The hallowed Hindu principle of not mixing waste with clean water was discarded and this let loose a plethora of diseases. Had those principles been researched and developed scientifically into a code of best practices, today India could have been full of eco-friendly toilets that produced excellent fertiliser (perhaps bio-energy too) while its rivers, lakes and wells could have been the cleanest in the world. There would have been no need for the country to import fertilisers at nearly $700 per tonne.

Instead, flush toilets became popular everywhere and the water (sewage) carrying away the waste from homes was dumped into rivers and lakes. Once sewage is generated, there is a need for sewage treatment plants with a whole range of processes to separate the water from the wastes.

Think about it: mixing clean water with faeces just to transport it and then using a whole lot of energy, chemicals and money to separate solids from water. Does this sound intelligent? It takes just one particle of waste to contaminate hundreds of litres of water. And yet, this practice has become the cornerstone of modern sewage treatment.

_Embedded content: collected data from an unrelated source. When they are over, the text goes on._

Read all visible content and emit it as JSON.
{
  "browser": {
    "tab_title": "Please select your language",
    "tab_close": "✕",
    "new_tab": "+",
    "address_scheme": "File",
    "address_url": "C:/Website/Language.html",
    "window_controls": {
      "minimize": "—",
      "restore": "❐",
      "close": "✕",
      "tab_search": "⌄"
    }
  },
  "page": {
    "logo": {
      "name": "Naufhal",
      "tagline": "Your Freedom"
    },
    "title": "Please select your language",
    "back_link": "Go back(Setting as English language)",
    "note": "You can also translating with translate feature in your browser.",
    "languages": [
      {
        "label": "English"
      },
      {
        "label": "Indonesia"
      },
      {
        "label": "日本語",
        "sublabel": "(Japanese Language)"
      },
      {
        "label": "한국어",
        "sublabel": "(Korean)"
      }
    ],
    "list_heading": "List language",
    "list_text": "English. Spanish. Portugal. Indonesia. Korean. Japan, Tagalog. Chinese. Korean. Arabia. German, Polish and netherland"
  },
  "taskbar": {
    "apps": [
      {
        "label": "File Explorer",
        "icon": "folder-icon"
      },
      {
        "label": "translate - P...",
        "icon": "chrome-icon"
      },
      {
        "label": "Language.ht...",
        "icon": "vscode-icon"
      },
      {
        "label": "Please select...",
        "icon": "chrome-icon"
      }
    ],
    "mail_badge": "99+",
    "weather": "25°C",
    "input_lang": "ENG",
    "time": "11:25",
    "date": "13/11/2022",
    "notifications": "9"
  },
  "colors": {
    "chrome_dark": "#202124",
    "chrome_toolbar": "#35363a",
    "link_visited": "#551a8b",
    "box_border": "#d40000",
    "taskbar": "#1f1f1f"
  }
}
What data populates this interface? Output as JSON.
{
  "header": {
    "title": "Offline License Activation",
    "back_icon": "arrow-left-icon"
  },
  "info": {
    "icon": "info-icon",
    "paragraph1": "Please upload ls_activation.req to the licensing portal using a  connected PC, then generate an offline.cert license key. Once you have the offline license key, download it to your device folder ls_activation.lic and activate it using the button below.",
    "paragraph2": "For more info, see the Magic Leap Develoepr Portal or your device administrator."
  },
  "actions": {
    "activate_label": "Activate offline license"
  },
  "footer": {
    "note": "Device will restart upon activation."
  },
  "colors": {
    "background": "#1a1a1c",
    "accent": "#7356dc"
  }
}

The Hindus who wrote the ancient texts were not idiots. Far from it, they need to be commended for their wisdom. Any sanitation professional will admit that flush toilets are big mistakes but there is no choice. It is hard to uproot hardware that has been installed everywhere. So the thinking today is – the system might be wrong but let us make it work as efficiently as we can.

The British did not invest in sewage treatment for India other than in some areas where they lived. When India became independent, its politicians had no idea about how big the sanitation problem would become one day. It was thought that the rivers and lakes with their water in plenty would dilute the concentrations of bacteria coming from sewage. Until the 1970s, the dilution was actually quite high and major rivers such as the Ganga remained clean even with all the dirt flowing into it.

But this could not last forever as populations grew uncontrollably. The old habit of defecating in the fields continued in villages with people having no idea that the principle of not letting waste contaminate water sources was being violated to the very core.

The disinformation campaign about the nexus between Hinduism and poor hygiene needs to be busted. Verse after verse in Hindu scriptures expound on the link between cleanliness and godliness.

What the country needs to do today is to reclaim the knowledge in ancient Hindu texts which taught humans to take care of their environment, and to keep dirt and waste away from water bodies. Indians need to make up for lost time and build toilets that do not send human wastes to water.